Dokter menjawab dengan hati-hati, “Tergantung pemulihanmu. Kemungkinan ini nggak bisa dipungkiri.”
Mata Raline memerah, tetapi dia tetap menatap Theo sambil berkata, “Theo, terima kasih untuk hari ini. Pulanglah dulu, aku bisa sendiri ….”
Sebelum dia selesai berbicara, dokter menyela dengan serius, “Nggak boleh, harus ada yang menjagamu. Gegar otak ringan juga berisiko, jangan dianggap remeh.”
Raline menggerakkan bibirnya dan ingin mengatakan sesuatu, tetapi Theo duluan berkata, “Malam ini, aku akan tinggal di sini. Tidurlah dengan tenang.”
Mereka sudah lama kenal, tentu saja Raline memahami sifat Theo. “Kalau begitu, aku akan merepotkanmu. Tapi … apa aku perlu menelepon Kayla untuk menjelaskan?”
Insiden ini sedang menjadi topik utama, seharusnya Kayla sudah melihat berita.
Theo terdiam selama beberapa detik, lalu mengerutkan keningnya sambil menjawab dengan kesal, “Nggak usah.”
Theo tinggal di rumah sakit sampai dini hari. Pembantu di rumah sudah mulai membersihkan rumah. Melihat Theo pulang, pembantu itu buru-buru berkata, “Pak, Anda baru pulang? Apa perlu saya siapkan sarapan?”
“Ya.”
Theo tidak tidur semalaman dan sekarang agak sakit kepala. Dia mengusap keningnya sambil menanyakan keberadaan Kayla dengan santai, “Mana Nyonya?”
“Sepertinya Nyonya sudah pergi ke kantor. Pas datang, saya sudah nggak melihatnya.”
Theo tidak suka keberadaan orang asing di rumah, jadi pembantu tidak tinggal di rumah.
Theo melihat jam tangan. Biasanya, jam segini Kayla masih sarapan, Jadi, hotel yang dipesan semalam untuk dirinya sendiri?
Kayla tidak pulang semalaman.
Ekspresi Theo berubah muram, tetapi pembantu tidak menyadari hal itu.
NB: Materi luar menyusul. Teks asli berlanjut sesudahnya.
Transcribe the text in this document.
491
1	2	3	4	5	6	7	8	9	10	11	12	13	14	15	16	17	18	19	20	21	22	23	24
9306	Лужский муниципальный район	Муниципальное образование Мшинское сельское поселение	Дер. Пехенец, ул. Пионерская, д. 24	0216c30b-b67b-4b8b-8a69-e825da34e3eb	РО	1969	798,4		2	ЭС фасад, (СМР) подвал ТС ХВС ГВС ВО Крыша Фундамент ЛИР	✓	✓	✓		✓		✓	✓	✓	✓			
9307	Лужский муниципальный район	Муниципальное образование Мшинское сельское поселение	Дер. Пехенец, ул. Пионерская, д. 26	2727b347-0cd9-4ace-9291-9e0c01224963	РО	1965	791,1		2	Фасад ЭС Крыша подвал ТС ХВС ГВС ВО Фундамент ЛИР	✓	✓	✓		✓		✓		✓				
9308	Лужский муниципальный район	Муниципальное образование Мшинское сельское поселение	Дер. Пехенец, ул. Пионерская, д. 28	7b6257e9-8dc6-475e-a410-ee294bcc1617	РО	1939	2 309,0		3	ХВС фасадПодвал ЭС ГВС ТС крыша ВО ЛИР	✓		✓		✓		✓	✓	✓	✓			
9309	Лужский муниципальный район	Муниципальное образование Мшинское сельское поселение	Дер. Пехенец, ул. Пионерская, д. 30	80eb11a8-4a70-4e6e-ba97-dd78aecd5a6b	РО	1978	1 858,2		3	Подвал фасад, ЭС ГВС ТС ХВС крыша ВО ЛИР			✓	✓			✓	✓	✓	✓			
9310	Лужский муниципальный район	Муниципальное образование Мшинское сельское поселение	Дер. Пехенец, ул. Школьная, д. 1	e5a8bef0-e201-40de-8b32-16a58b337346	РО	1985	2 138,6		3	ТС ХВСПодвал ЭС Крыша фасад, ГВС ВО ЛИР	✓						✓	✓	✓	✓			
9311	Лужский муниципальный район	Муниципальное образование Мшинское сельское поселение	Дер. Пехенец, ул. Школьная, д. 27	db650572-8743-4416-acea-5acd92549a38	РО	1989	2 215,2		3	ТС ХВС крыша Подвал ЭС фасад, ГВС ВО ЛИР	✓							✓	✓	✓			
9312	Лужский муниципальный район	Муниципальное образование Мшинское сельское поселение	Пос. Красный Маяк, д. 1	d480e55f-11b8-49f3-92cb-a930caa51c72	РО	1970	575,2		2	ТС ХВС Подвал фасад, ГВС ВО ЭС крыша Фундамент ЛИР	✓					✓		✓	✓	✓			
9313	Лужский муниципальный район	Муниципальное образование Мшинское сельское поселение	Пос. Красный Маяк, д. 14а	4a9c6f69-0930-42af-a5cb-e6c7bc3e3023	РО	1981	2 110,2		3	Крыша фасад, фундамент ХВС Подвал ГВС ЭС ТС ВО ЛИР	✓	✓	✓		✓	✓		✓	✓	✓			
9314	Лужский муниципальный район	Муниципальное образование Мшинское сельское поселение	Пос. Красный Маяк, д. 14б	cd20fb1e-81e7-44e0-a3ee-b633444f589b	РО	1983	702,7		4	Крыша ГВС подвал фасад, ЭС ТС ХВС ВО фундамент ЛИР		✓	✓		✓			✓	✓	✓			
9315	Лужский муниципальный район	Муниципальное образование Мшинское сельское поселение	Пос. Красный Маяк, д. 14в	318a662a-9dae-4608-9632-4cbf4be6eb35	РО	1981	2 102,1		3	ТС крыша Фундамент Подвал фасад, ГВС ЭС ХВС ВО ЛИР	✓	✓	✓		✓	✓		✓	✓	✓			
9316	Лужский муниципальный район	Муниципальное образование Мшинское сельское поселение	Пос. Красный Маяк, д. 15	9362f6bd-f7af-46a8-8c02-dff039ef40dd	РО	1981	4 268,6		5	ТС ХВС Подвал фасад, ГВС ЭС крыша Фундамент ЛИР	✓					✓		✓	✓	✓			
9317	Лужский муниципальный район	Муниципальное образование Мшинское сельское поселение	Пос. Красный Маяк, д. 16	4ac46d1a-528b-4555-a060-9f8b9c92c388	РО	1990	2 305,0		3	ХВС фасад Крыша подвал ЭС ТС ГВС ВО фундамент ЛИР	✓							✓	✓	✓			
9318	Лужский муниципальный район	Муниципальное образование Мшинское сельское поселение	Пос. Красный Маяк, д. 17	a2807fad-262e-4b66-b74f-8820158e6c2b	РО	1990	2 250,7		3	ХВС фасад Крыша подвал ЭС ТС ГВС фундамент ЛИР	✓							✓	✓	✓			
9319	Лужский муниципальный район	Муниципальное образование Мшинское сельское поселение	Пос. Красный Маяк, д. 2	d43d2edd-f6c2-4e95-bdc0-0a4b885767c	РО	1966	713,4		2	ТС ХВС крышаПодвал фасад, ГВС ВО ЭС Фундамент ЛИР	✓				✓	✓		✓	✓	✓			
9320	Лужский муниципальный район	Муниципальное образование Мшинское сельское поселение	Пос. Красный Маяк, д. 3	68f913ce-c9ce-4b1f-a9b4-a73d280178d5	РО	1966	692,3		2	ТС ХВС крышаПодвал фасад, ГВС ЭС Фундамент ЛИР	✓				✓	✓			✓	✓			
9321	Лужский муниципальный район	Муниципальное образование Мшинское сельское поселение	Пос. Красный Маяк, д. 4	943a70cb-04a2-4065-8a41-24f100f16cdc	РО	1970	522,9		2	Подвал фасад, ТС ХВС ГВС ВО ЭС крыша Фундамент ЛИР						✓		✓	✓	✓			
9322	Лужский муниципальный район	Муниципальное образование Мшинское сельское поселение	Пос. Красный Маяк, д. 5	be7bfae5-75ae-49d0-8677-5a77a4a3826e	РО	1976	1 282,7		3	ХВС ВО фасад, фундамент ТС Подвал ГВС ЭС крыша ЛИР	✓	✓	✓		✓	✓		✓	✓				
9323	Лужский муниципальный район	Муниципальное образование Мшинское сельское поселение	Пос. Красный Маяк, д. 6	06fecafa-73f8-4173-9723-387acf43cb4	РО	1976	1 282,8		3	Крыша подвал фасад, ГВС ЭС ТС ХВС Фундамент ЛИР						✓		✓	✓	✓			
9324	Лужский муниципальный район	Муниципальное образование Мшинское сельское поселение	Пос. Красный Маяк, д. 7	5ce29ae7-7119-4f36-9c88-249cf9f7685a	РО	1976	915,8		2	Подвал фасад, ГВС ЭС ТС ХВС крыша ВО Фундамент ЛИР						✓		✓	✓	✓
Ketika membawakan sarapan, dia memegang sebuah dokumen di tangannya. “Pak, tadi ini diberikan pengurus vila. Katanya dikirimkan untuk Bapak.”
Alamat rumah Theo dirahasiakan dan biasanya semua paket dikirim ke perusahaan. Selain itu, sekretarisnya akan memeriksa terlebih dahulu dan hanya menunjukkan kepadanya kalau benar-benar perlu.
Karena sedang senggang, Theo tidak terlalu mempermasalahkan hal ini. Theo langsung menerima dokumen itu dan membukanya.
Kata-kata “Kontrak Perceraian” di bagian atas membuat ekspresi muram Theo berubah menjadi dingin. Dia melirik sekilas isi dokumen. Ketika melihat bagian pembagian properti, dia pun menyeringai. “Hitungannya cukup detail.”
Semua rumah, mobil, uang tunai dan saham atas namanya dibagi dua.
Theo bergumam, “Berani sekali.”
Pembantu di samping terdiam. Tentu saja, dia melihat kata “Kontrak Perceraian”. Sekarang, dia sungguh ingin menghilang dari muka bumi.
Theo memegang surat itu sambil mengeluarkan ponselnya untuk menelepon.
Terdengar suara wanita yang masih mengantuk dari ujung telepon lain, “Ada apa?”